Local unions enjoy good relations, but operating engineers’ Sweeney (left below) has irked area consultants. (Photos by Tudor Hampton for ENR) |
Union leaders in Chicago have a saying: “Whatever happens in Washington stays in Washington.” With aggressive organizing and tight cooperation among local trades, union workers are gaining power.
“We kind of do our own thing,” says Tom Villanova, president of the Chicago and Cook County Building and Construction Trades Council, which represents 24 unions and 100,000 area workers. National union rifts have done little to stir dissent in the Midwest.
A deadlock in June over a four-year contract for laborers ended after a four-day strike, the first of its kind in 15 years, that shut down hundreds of projects across the city.

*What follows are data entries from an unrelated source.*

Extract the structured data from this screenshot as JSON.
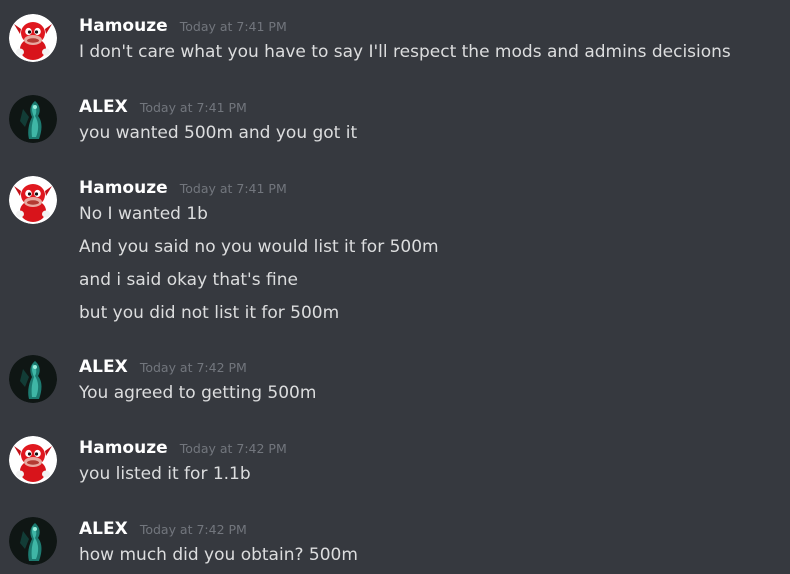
{
  "users": {
    "hamouze": {
      "name": "Hamouze",
      "avatar_icon": "red-knuckles-avatar-icon"
    },
    "alex": {
      "name": "ALEX",
      "avatar_icon": "teal-figure-avatar-icon"
    }
  },
  "messages": [
    {
      "author": "Hamouze",
      "timestamp": "Today at 7:41 PM",
      "lines": [
        "I don't care what you have to say I'll respect the mods and admins decisions"
      ]
    },
    {
      "author": "ALEX",
      "timestamp": "Today at 7:41 PM",
      "lines": [
        "you wanted 500m and you got it"
      ]
    },
    {
      "author": "Hamouze",
      "timestamp": "Today at 7:41 PM",
      "lines": [
        "No I wanted 1b",
        "And you said no you would list it for 500m",
        "and i said okay that's fine",
        "but you did not list it for 500m"
      ]
    },
    {
      "author": "ALEX",
      "timestamp": "Today at 7:42 PM",
      "lines": [
        "You agreed to getting 500m"
      ]
    },
    {
      "author": "Hamouze",
      "timestamp": "Today at 7:42 PM",
      "lines": [
        "you listed it for 1.1b"
      ]
    },
    {
      "author": "ALEX",
      "timestamp": "Today at 7:42 PM",
      "lines": [
        "how much did you obtain? 500m"
      ]
    }
  ],
  "colors": {
    "background": "#36393f",
    "username": "#ffffff",
    "timestamp": "#72767d",
    "text": "#dcddde"
  }
}
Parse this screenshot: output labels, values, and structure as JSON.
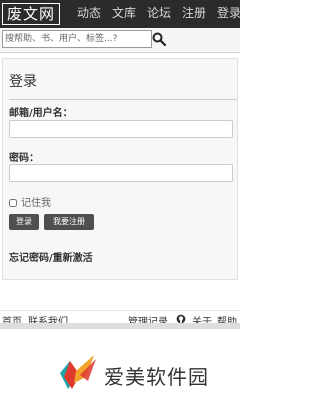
{
  "nav": {
    "logo": "废文网",
    "items": [
      "动态",
      "文库",
      "论坛",
      "注册",
      "登录"
    ]
  },
  "search": {
    "placeholder": "搜帮助、书、用户、标签...?"
  },
  "login": {
    "title": "登录",
    "email_label": "邮箱/用户名：",
    "password_label": "密码：",
    "remember_label": "记住我",
    "login_button": "登录",
    "register_button": "我要注册",
    "forgot_link": "忘记密码/重新激活"
  },
  "footer": {
    "home": "首页",
    "contact": "联系我们",
    "admin_log": "管理记录",
    "about": "关于",
    "help": "帮助"
  },
  "watermark": {
    "text": "爱美软件园",
    "colors": [
      "#e03a2f",
      "#f2a32c",
      "#1ea6a8",
      "#333333"
    ]
  }
}
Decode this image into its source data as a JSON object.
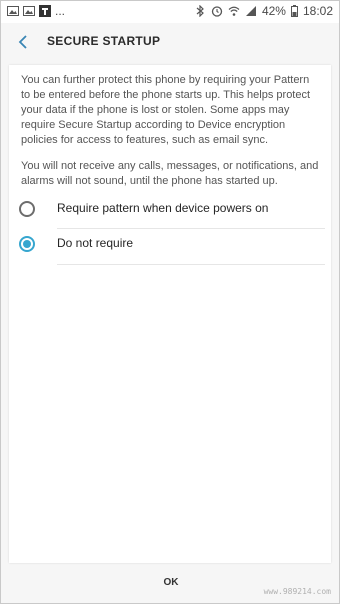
{
  "status_bar": {
    "left_icons": [
      "gallery-icon",
      "gallery-icon",
      "app-icon"
    ],
    "overflow": "...",
    "right_icons": [
      "bluetooth-icon",
      "alarm-icon",
      "wifi-icon",
      "signal-icon"
    ],
    "battery": "42%",
    "time": "18:02"
  },
  "header": {
    "back_icon": "back-chevron-icon",
    "title": "SECURE STARTUP"
  },
  "content": {
    "description_1": "You can further protect this phone by requiring your Pattern to be entered before the phone starts up. This helps protect your data if the phone is lost or stolen. Some apps may require Secure Startup according to Device encryption policies for access to features, such as email sync.",
    "description_2": "You will not receive any calls, messages, or notifications, and alarms will not sound, until the phone has started up.",
    "options": [
      {
        "label": "Require pattern when device powers on",
        "selected": false
      },
      {
        "label": "Do not require",
        "selected": true
      }
    ]
  },
  "footer": {
    "ok_label": "OK"
  },
  "watermark": "www.989214.com",
  "colors": {
    "accent": "#36a6cf",
    "background": "#f6f6f6"
  }
}
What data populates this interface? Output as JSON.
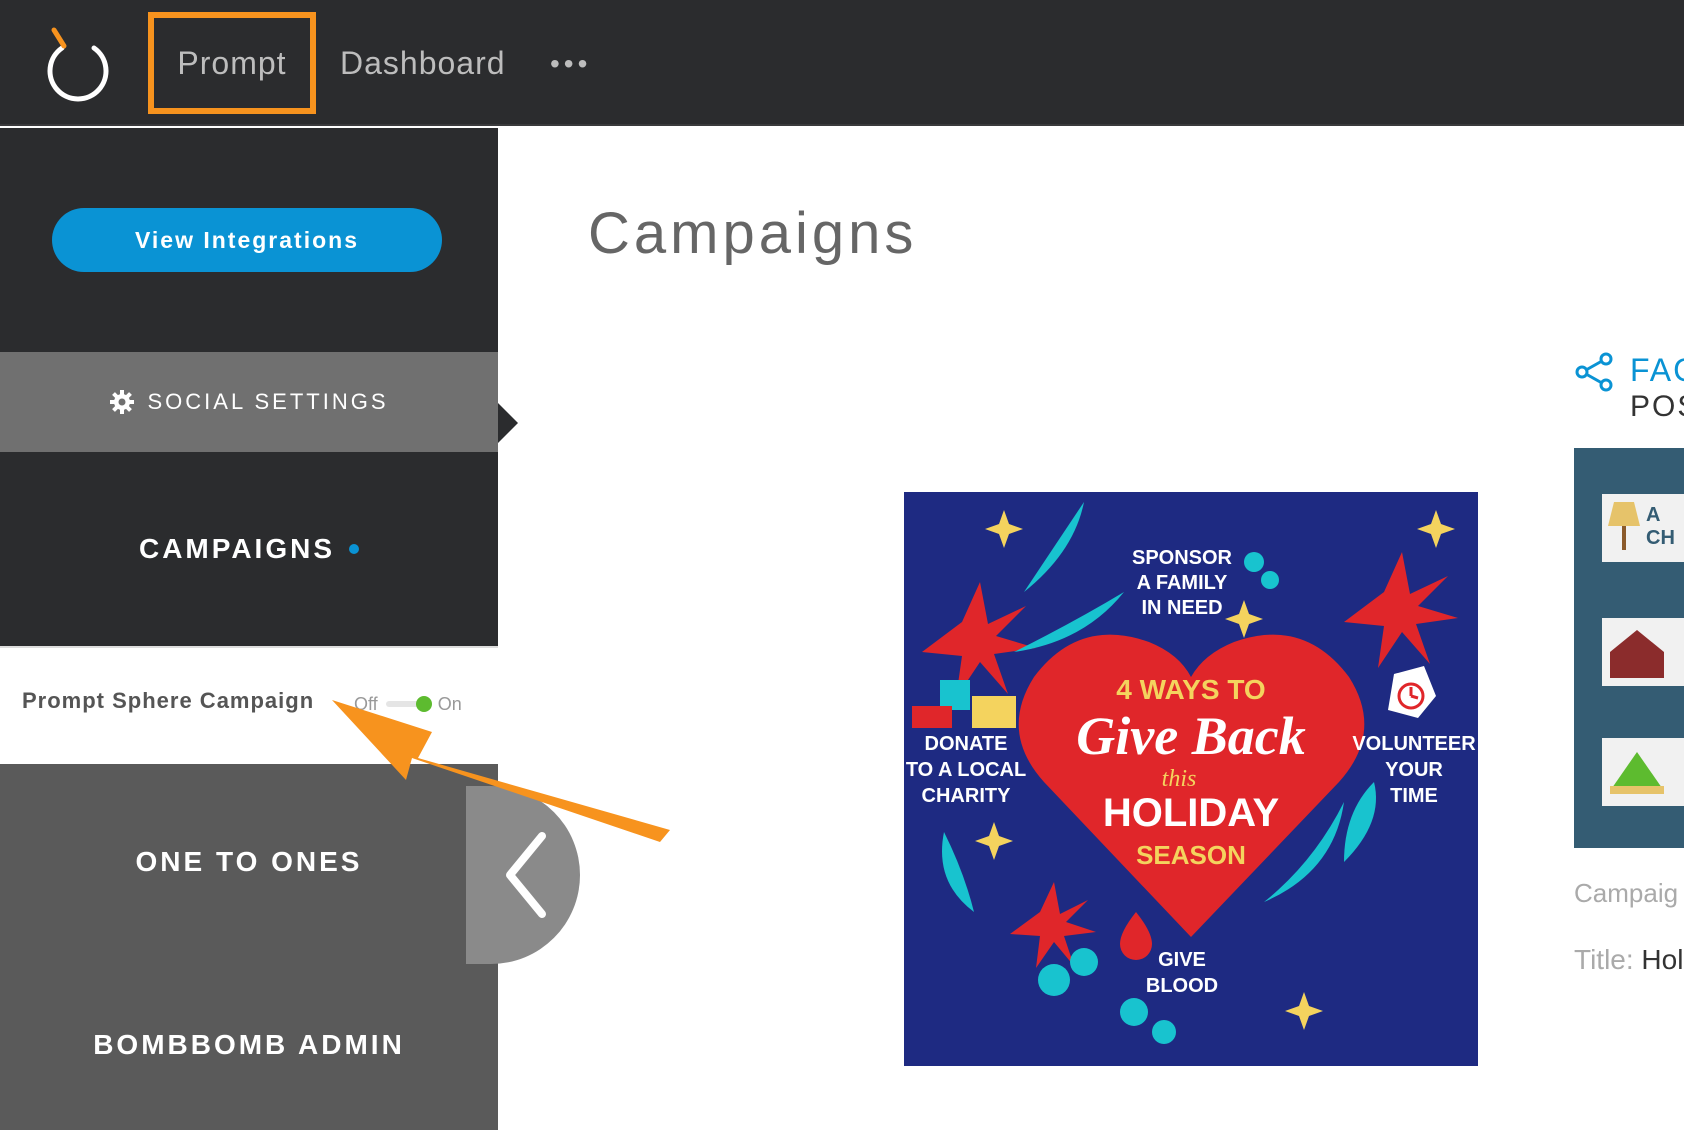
{
  "topbar": {
    "nav_prompt": "Prompt",
    "nav_dashboard": "Dashboard",
    "nav_more": "•••",
    "highlight_color": "#f7931e"
  },
  "sidebar": {
    "view_integrations": "View Integrations",
    "social_settings": "SOCIAL SETTINGS",
    "campaigns": "CAMPAIGNS",
    "campaign_item": {
      "name": "Prompt Sphere Campaign",
      "toggle_off": "Off",
      "toggle_on": "On",
      "state": "On"
    },
    "one_to_ones": "ONE TO ONES",
    "bombbomb_admin": "BOMBBOMB ADMIN"
  },
  "main": {
    "title": "Campaigns",
    "poster": {
      "top_text": [
        "SPONSOR",
        "A FAMILY",
        "IN NEED"
      ],
      "headline_1": "4 WAYS TO",
      "headline_2": "Give Back",
      "headline_3": "this",
      "headline_4": "HOLIDAY",
      "headline_5": "SEASON",
      "left_text": [
        "DONATE",
        "TO A LOCAL",
        "CHARITY"
      ],
      "right_text": [
        "VOLUNTEER",
        "YOUR",
        "TIME"
      ],
      "bottom_text": [
        "GIVE",
        "BLOOD"
      ]
    },
    "side_card": {
      "fac_label": "FAC",
      "pos_label": "POS",
      "campaign_label": "Campaig",
      "title_label": "Title:",
      "title_value": "Hol",
      "thumb_text": "A CH"
    }
  },
  "colors": {
    "accent_blue": "#0a93d4",
    "topbar_bg": "#2b2c2e",
    "poster_bg": "#1e2a82",
    "heart_red": "#e0262a",
    "toggle_green": "#5dbb2f"
  }
}
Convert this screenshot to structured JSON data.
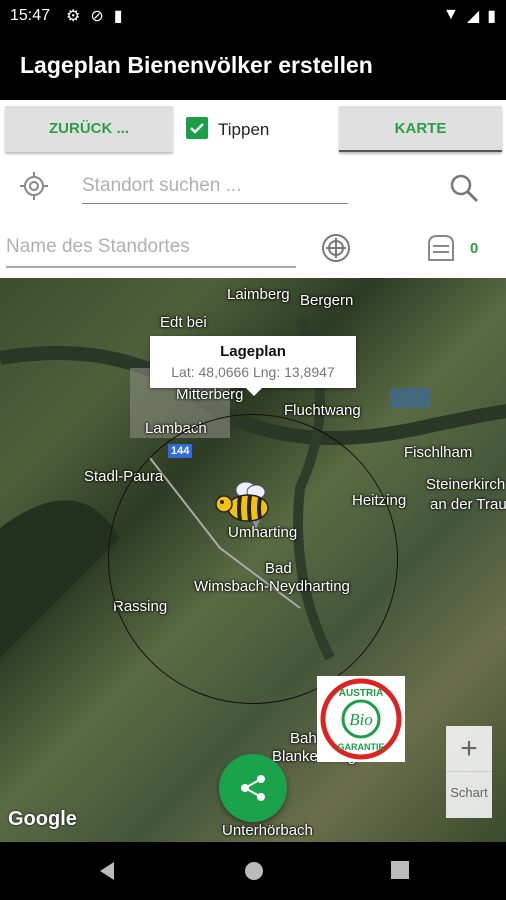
{
  "status_bar": {
    "time": "15:47"
  },
  "app_bar": {
    "title": "Lageplan Bienenvölker erstellen"
  },
  "toolbar": {
    "back_label": "ZURÜCK ...",
    "checkbox_label": "Tippen",
    "map_label": "KARTE",
    "checkbox_checked": true
  },
  "search": {
    "placeholder": "Standort suchen ..."
  },
  "location": {
    "name_placeholder": "Name des Standortes",
    "hive_count": "0"
  },
  "map": {
    "info_title": "Lageplan",
    "info_coords": "Lat: 48,0666 Lng: 13,8947",
    "road_label": "144",
    "places": [
      "Laimberg",
      "Bergern",
      "Edt bei",
      "Mitterberg",
      "Fluchtwang",
      "Lambach",
      "Fischlham",
      "Stadl-Paura",
      "Steinerkirch",
      "an der Trau",
      "Heitzing",
      "Umharting",
      "Bad",
      "Wimsbach-Neydharting",
      "Rassing",
      "Bahnhof",
      "Blankenberg",
      "Unterhörbach"
    ],
    "logo_text": "Google",
    "zoom_in": "+",
    "scale_text": "Schart"
  },
  "badge": {
    "top": "AUSTRIA",
    "center": "Bio",
    "bottom": "GARANTIE"
  },
  "colors": {
    "accent": "#2e9e45",
    "fab": "#1aa34a",
    "circle": "#111111"
  }
}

Workers emerged with lucrative wage-fringe hikes and a written agreement between trades to honor future strikes. “The laborers have their problems in Washington, [D.C.], but in Chicago, everybody stuck together,” Villanova says.
Building trades, including the city’s nearly 23,000 operating engineers, considered the short strike a victory. “It just reinforced our solidarity,” says James M. Sweeney, vice president of operators’ Local 150, which covers parts of Illinois, Indiana and Iowa.
Local 150 has more than doubled its membership in 20 years due to regional consolidation and controversial recruiting tactics. The latter has the union defending an antitrust suit in federal court filed last year by three engineering firms opposed to the targeting of drillers, material testers and quality-control technicians (ENR 12/27/04 p. 14). That follows an earlier program, “Operation Wrench,” in which the union successfully signed up equipment mechanics and truck drivers working for national rental firms and machinery dealers.
The engineers’ lawsuit, now in discovery, claims Local 150 “engaged in a pattern of trickery and sham efforts” to force firms into contracts through allegedly illegal “top-down” tactics such as secondary boycotts. Union officials admit their aggressive stance in using “ambulatory picketing,” a strategy to follow roaming technicians and demonstrate at union jobs. But they say it’s legal. “Once a group of workers wants us to represent them, we are going to do whatever we have to do to protect those workers,” says Sweeney.
Since it began the campaign five years ago, Local 150 has recruited 700 technicians, or 80% of the market. Many firms that declined to bargain have since closed.
The union now is training the technicians while building a $50-million apprenticeship facility in Wilmington, Ill., that will include testing laboratories. Union officials claim the program has increased the quality of training and note that the number of failed material tests on projects is dropping.
“I just don’t buy it,” says Mark Weiland, vice president of PSI, a consulting engineer in Oak Brook Terrace, Ill., and a lawsuit plaintiff. “Do you honestly think the people are doing a 30% better job today than they were two years ago?”
Bill Dugan, Local 150’s business manager, counters that many firms are glad to have the union training workers. “They are tickled to death that we are doing this for them,” he says. Union supporters hail Sweeney, who has led Local 150’s organizing efforts since 1986, as a latter-day pioneer fighting to keep the movement alive. Others believe that he is illegally building a labor monopoly. Eventually, it may be up to a jury to decide.